Une armée/police dite « républicaine » est appelée à être le garant de l’ordre républicain ». En ce sens, l’armée ne peut pas pour le compte d’un homme ou d’une catégorie de la classe politique utiliser sa force au nom de l’équilibre social en devenant le bras répressif d’un pouvoir oppressif contre les populations dont elle est censée protéger et assurer la sécurité. C’est une armée dont l’action et l’engagement contribuent à l’éclosion et à la consolidation d’un véritable Etat de droit qui garantisse la sécurité et les pratiques démocratiques pour le peuple congolais.

Ainsi, le militaire ou le policier est d’abord un citoyen au service de sa patrie, la République démocratique du Congo. Ses obligations et ses droits sont d’abord ceux du citoyen et de tout serviteur de l’Etat. Citoyen, agent du service public, l’armée/la police, le soldat/policier, dans sa particularité qui explique notamment un certain cantonnement juridique, est avant tout un serviteur de l’Etat, un prestataire du service public au profit de la communauté nationale, c’est-à-dire les populations congolaises.

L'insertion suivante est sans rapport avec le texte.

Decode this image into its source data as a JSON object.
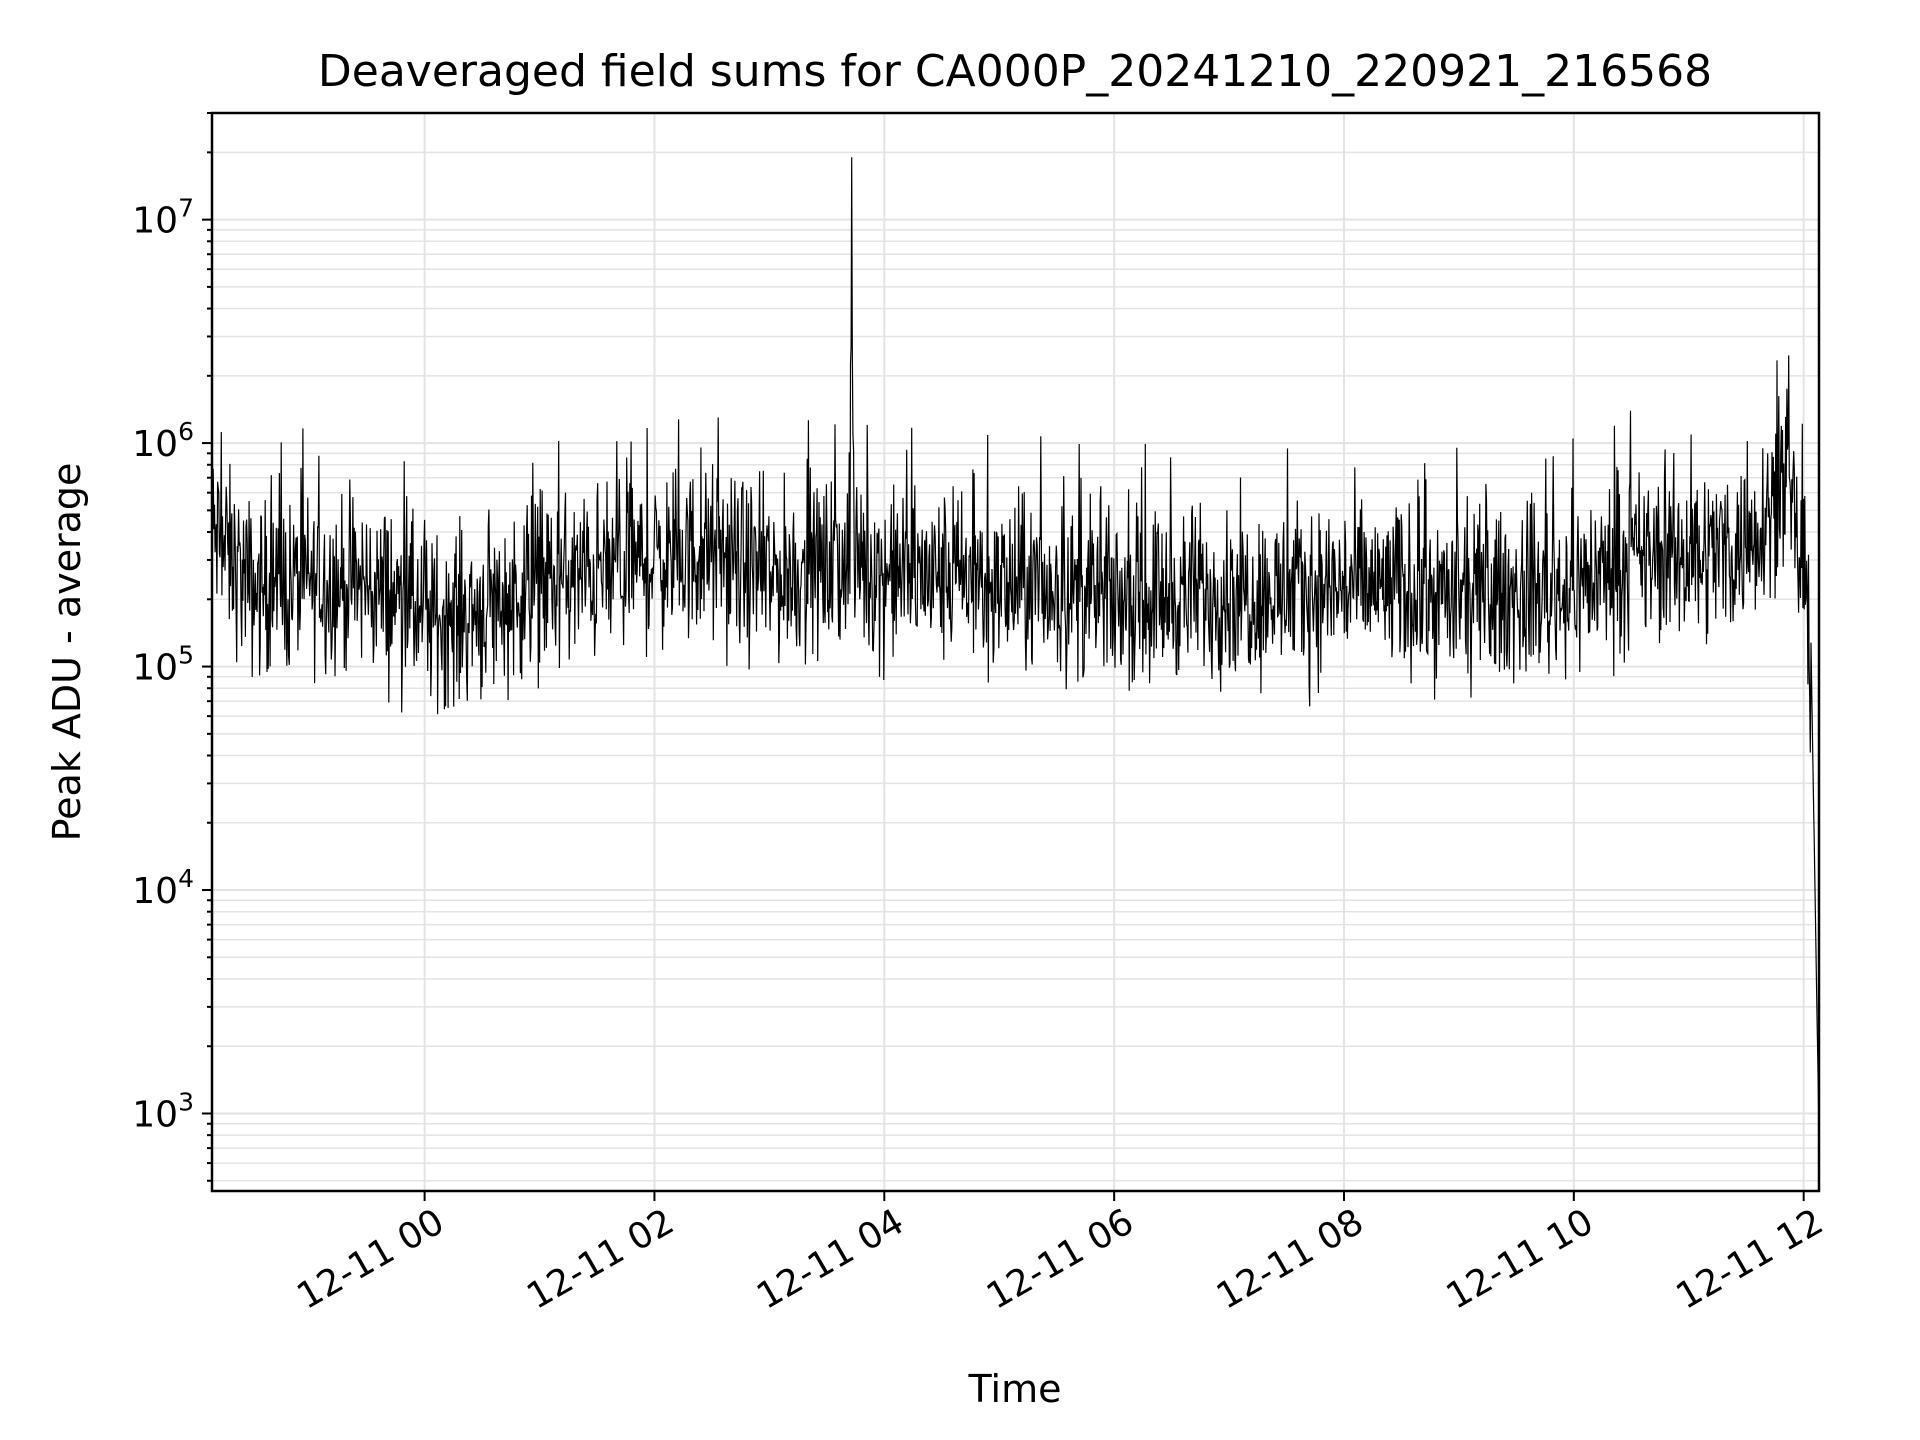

D’où la nécessité pour le militaire/policier congolais d’arborer haut cette double appartenance républicaine et nationale non ethnique, en forgeant un esprit de corps, aussi bien à l’intérieur de l’Institution militaire qu’à l’égard du groupe social externe, la nation, pour lequel il est mandaté de défendre une identité collective et les valeurs nationales communes et d’en assurer la sécurité. Cet esprit de corps va permettre de cimenter la cohésion animique avec l’ensemble de la population congolaise à travers nos valeurs identitaires, sociétales et culturelles collectives et au moyen de l’héritage de notre passé commun, qui constituent le socle d’une nation. Cet esprit de corps n’est possible que si, dans sa composition, l’armée/la police reflète l’équilibre entre les provinces et les ethnies. Sans cet esprit de corps indispensable à la cohésion nationale, c’est non seulement le règne d’une armée hétéroclite de milices qui s’installe, mais surtout la crainte du dépérissement de toute une nation qui risque de s’opérer.

En effet, une armée de milices ne travaille pas pour la défense de la nation mais se bat pour défendre les intérêts privés de ses chefs et des intérêts de sa communauté ethnique. D’où l’extrême nécessité de doter la RDC d’une Armée Républicaine et Nationale, conçue impérativement comme un service public devant puiser son énergie dans l’ordre social démocratique et républicain qu’elle devra garantir son apolitisme et sa neutralité[11].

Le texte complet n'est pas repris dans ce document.